EmK Henstedt-Ulzburg

 Biblischer Impuls

"Petrus stieg aus dem Boot und ging auf dem Wasser und kam auf Jesus zu. Als er aber den starken Wind sah, erschrak er und begann zu sinken und schrie: Herr, hilf mir! Jesus aber streckte sogleich die Hand aus und ergriff ihn."
Matthäus 14, 29-31

War es kühn und pures Draufgängertum von Petrus, einfach über die Bordkante zu steigen und dem Ruf Jesu zu folgen, auf dem Wasser zu ihm zu kommen? Oder war es der Ausdruck seines tiefen Vertrauens in Jesus? Petrus stieg tatsächlich aus, da draußen, mitten auf dem See Genezareth, mitten in der Nacht. War er nicht ganz bei Sinnen?

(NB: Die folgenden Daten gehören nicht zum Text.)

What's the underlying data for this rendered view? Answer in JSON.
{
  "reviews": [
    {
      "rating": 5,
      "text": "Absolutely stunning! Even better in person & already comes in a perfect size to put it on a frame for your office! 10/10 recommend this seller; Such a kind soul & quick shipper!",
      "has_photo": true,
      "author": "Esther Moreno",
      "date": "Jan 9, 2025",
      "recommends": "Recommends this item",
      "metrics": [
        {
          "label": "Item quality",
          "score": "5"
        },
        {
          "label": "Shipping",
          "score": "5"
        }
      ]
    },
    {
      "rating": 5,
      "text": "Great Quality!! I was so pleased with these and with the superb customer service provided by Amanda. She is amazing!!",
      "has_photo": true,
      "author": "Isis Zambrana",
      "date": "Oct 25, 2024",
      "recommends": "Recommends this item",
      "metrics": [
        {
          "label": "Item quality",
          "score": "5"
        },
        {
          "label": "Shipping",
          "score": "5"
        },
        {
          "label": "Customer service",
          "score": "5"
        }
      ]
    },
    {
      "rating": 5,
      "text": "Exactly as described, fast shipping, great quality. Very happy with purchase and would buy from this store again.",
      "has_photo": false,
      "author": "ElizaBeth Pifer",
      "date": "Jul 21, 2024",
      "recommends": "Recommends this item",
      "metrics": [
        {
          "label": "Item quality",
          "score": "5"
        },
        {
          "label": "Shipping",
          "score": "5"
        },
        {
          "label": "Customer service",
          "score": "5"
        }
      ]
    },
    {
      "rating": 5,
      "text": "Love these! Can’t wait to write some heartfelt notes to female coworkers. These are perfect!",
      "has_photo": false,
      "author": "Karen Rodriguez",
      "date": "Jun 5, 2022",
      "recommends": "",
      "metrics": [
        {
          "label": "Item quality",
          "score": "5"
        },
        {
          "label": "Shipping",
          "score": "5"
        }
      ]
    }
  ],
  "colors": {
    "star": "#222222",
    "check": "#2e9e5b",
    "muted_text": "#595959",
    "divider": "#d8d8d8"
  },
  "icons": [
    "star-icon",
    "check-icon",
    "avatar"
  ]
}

Petrus war einer, der ganz und gar Jünger war. Der mutig war – und der sich in tiefste Krisen stürzte, weil er die Messlatte so hoch hing, dass er selbst mitunter nicht mehr darüber springen konnte. Und das tat ihm weh.

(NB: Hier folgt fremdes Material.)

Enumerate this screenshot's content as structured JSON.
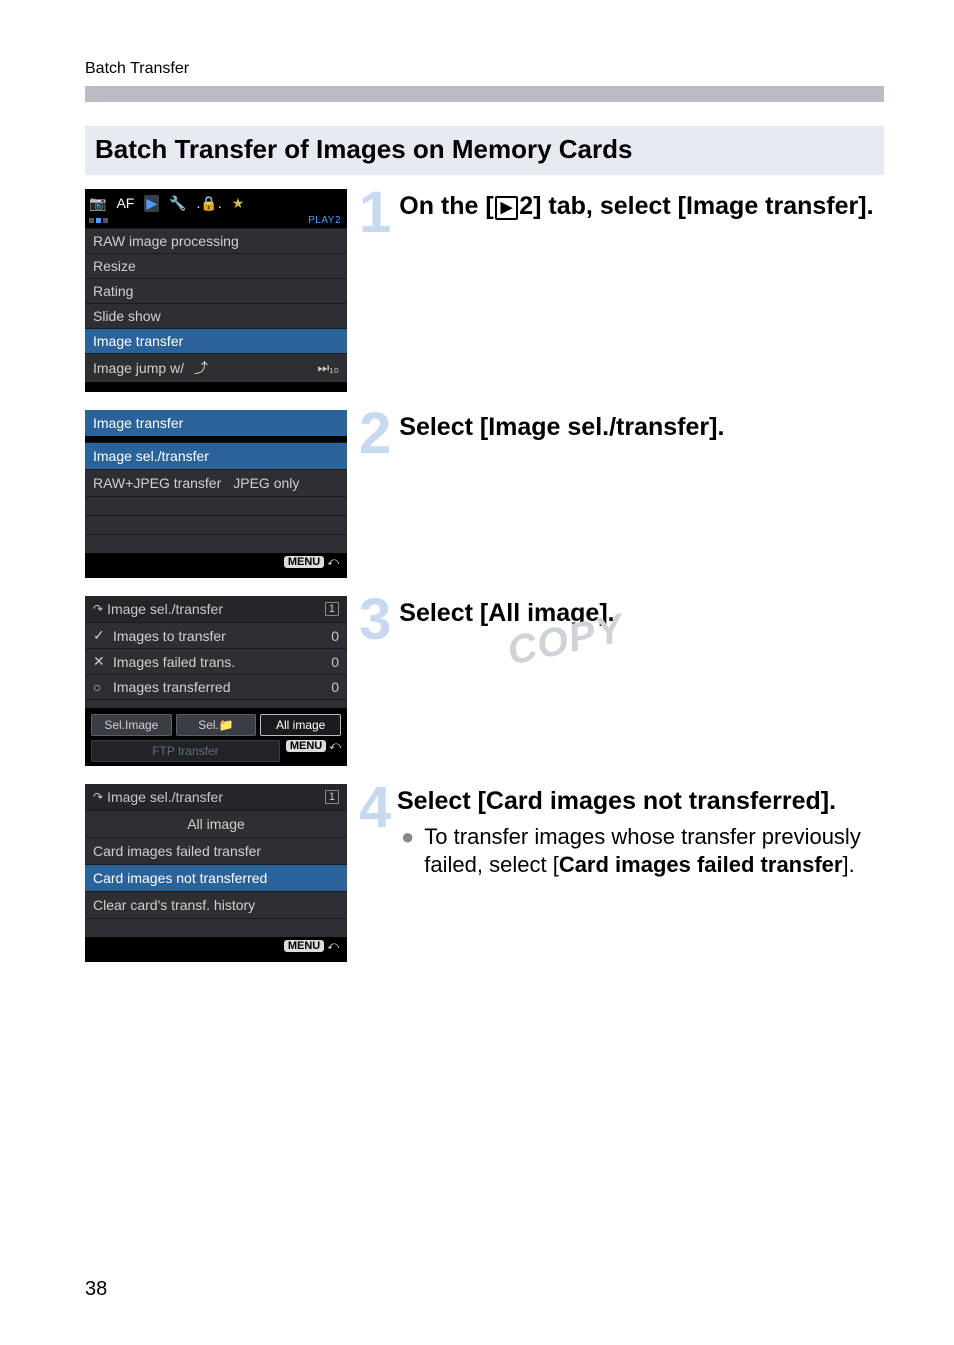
{
  "running_header": "Batch Transfer",
  "section_title": "Batch Transfer of Images on Memory Cards",
  "play_icon": "▶",
  "steps": {
    "s1": {
      "num": "1",
      "pre": "On the [",
      "tab_num": "2",
      "post": "] tab, select [Image transfer]."
    },
    "s2": {
      "num": "2",
      "text": "Select [Image sel./transfer]."
    },
    "s3": {
      "num": "3",
      "text": "Select [All image]."
    },
    "s4": {
      "num": "4",
      "text": "Select [Card images not transferred].",
      "sub_plain1": "To transfer images whose transfer previously failed, select [",
      "sub_bold": "Card images failed transfer",
      "sub_plain2": "]."
    }
  },
  "screen1": {
    "subtab_label": "PLAY2",
    "items": [
      "RAW image processing",
      "Resize",
      "Rating",
      "Slide show",
      "Image transfer"
    ],
    "jump_label": "Image jump w/",
    "jump_icon": "⤴",
    "jump_value_icon": "⏭₁₀"
  },
  "screen2": {
    "title": "Image transfer",
    "row1": "Image sel./transfer",
    "row2_label": "RAW+JPEG transfer",
    "row2_value": "JPEG only"
  },
  "screen3": {
    "title_arrow": "↷",
    "title": "Image sel./transfer",
    "card": "1",
    "rows": [
      {
        "sym": "✓",
        "label": "Images to transfer",
        "num": "0"
      },
      {
        "sym": "✕",
        "label": "Images failed trans.",
        "num": "0"
      },
      {
        "sym": "○",
        "label": "Images transferred",
        "num": "0"
      }
    ],
    "btn1": "Sel.Image",
    "btn2_pre": "Sel.",
    "btn2_icon": "📁",
    "btn3": "All image",
    "ftp": "FTP transfer"
  },
  "screen4": {
    "title_arrow": "↷",
    "title": "Image sel./transfer",
    "card": "1",
    "subtitle": "All image",
    "rows": [
      "Card images failed transfer",
      "Card images not transferred",
      "Clear card's transf. history"
    ]
  },
  "menu_return": {
    "badge": "MENU",
    "arrow": "⤺"
  },
  "page_num": "38",
  "watermark": "COPY"
}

Doch der Mann fasziniert mich. Vielleicht, weil ich anders bin. Weil ich mir manchmal auch den Mut und diese Radikalität wünsche. Einfach die Beine über die Bordkante setzen und loslaufen. Etwas mit Jesus wagen. Wir müssen nicht alle wie Petrus sein. Wir müssen nicht die Messlatte für unser Verhalten und unsere Treue zu Jesus so hoch hängen, dass wir daran scheitern. Doch richte Deinen Blick heute auf Jesus – und geh mit ihm einen Schritt weiter. Mit Jesus entwickelst Du Dich, und Jesus lädt Dich ein, Dinge zu tun, die Du noch nie zuvor gemacht hast. Einen Gottesdienst in der Weinzeche feiern. Mit Deinen Nachbarn über Jesus reden. In der Firma ein christliches Lied hören, anstatt das Radio aufzudrehen. Flagge zeigen für Jesus, weil er selbst dabei ist. Soll das Dein Untergang sein? Sicher nicht.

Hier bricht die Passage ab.